Q Exactive HF One-hour DDA Identification DIA Quantification of 4000 Hela Proteins

Zhou Yue; Zhang Wei

Thermo Fisher Scientific (China) Co., Ltd.

Key words

QE HF; DDA; DIA; Hela; protein identification; quantitative proteomics

introduction

Data-independent acquisition (DIA) is a new method of mass spectrometry data acquisition developed in recent years [1]. Its philosophy is to perform relative/absolute quantification of proteins with secondary fragment ions. In the DIA scan mode, ultra-high resolution mass spectrometry fragments all precursor ions in a specific mass range, collects fragment ions of all parent ions, and rapidly scans all fragment ions in the adjacent parent ion wide port in sequence. DIA's data contains retention time and intensity information for all fragment ions. The peptides can be identified and quantified by objectively extracting multiple daughter ions of the same peptide with a very small mass deviation wide mouth (eg, 10 ppm) and calculating the intensity of the daughter ions.
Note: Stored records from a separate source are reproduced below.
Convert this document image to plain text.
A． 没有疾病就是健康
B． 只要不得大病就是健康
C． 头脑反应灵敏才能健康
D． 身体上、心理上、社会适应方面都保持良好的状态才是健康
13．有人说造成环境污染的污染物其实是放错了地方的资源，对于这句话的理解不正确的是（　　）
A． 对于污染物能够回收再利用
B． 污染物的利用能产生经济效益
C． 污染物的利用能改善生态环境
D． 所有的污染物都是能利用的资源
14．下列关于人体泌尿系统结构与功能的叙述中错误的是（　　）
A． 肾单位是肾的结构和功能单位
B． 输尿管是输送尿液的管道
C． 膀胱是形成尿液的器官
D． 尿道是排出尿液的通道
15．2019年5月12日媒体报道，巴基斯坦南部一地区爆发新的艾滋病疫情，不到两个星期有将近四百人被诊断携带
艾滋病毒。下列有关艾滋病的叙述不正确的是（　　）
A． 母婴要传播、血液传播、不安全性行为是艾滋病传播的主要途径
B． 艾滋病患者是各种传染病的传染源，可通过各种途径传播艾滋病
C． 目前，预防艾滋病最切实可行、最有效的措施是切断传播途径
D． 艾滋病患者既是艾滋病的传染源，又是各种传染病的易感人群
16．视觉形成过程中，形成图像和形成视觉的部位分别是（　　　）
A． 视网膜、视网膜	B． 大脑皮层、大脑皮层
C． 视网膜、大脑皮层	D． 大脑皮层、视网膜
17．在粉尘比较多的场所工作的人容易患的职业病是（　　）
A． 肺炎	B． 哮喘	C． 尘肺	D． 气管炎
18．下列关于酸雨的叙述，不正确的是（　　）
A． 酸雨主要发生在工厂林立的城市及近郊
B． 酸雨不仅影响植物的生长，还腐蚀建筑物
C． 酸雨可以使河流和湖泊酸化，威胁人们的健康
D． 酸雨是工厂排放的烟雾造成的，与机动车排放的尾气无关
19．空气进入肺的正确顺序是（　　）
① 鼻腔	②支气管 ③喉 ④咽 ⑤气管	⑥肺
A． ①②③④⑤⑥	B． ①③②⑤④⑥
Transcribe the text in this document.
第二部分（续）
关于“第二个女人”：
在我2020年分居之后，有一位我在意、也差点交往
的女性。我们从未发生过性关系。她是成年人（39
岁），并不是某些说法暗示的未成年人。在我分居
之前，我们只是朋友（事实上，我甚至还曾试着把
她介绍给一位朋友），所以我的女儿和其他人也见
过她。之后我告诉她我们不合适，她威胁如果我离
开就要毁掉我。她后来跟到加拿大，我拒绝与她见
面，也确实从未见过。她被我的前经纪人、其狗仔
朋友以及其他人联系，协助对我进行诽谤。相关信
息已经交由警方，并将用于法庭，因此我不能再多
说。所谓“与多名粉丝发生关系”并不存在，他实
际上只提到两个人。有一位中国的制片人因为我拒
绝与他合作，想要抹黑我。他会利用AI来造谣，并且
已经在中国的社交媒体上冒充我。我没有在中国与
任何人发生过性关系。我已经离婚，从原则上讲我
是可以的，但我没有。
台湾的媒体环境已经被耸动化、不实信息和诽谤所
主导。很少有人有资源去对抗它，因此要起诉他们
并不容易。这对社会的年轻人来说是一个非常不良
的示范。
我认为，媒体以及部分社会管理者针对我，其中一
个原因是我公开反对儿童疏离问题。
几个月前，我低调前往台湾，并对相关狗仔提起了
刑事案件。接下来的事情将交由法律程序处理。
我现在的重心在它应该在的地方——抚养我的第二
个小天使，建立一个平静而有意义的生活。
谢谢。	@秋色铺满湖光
DIA quantification has better selectivity and accurate quantification than traditional DDA based on parental ion intensity [1], so DIA has become a new development direction of quantitative proteomics.

Q Exactive HF is a new electrostatic field orbitrap ultra-high resolution mass spectrometer introduced by Thermo Fisher Scientific at ASMS 2014 (Figure 1) [2,3]. Q Exactive HF uses Advanced Quadrupole Technology (AQT) to increase ion transmission efficiency by at least 2x; Ultra High Field Orbitrap technology improves Orbitrap scanning speed at 15000 resolution The scan speed of the graph is 20 Hz. These two technologies improve QE HF's ability to collect DDA and DIA data. In this paper, the DDA identification ability and DIA quantitative ability of QE HF were examined using a 1-hour fast chromatographic gradient, and the DDA quantification and DIA quantification ability were compared from the quantitative peptide number and CV.

Experimental condition

Experimental materials and methods

Pierce HeLa Protein Digest Standard (Cat. No. 88329), diluted to 500 ng/μl, EASY-nLC injection 1 μl, 500 ng for DDA, DIA data acquisition, each acquisition pattern was repeated 3 times.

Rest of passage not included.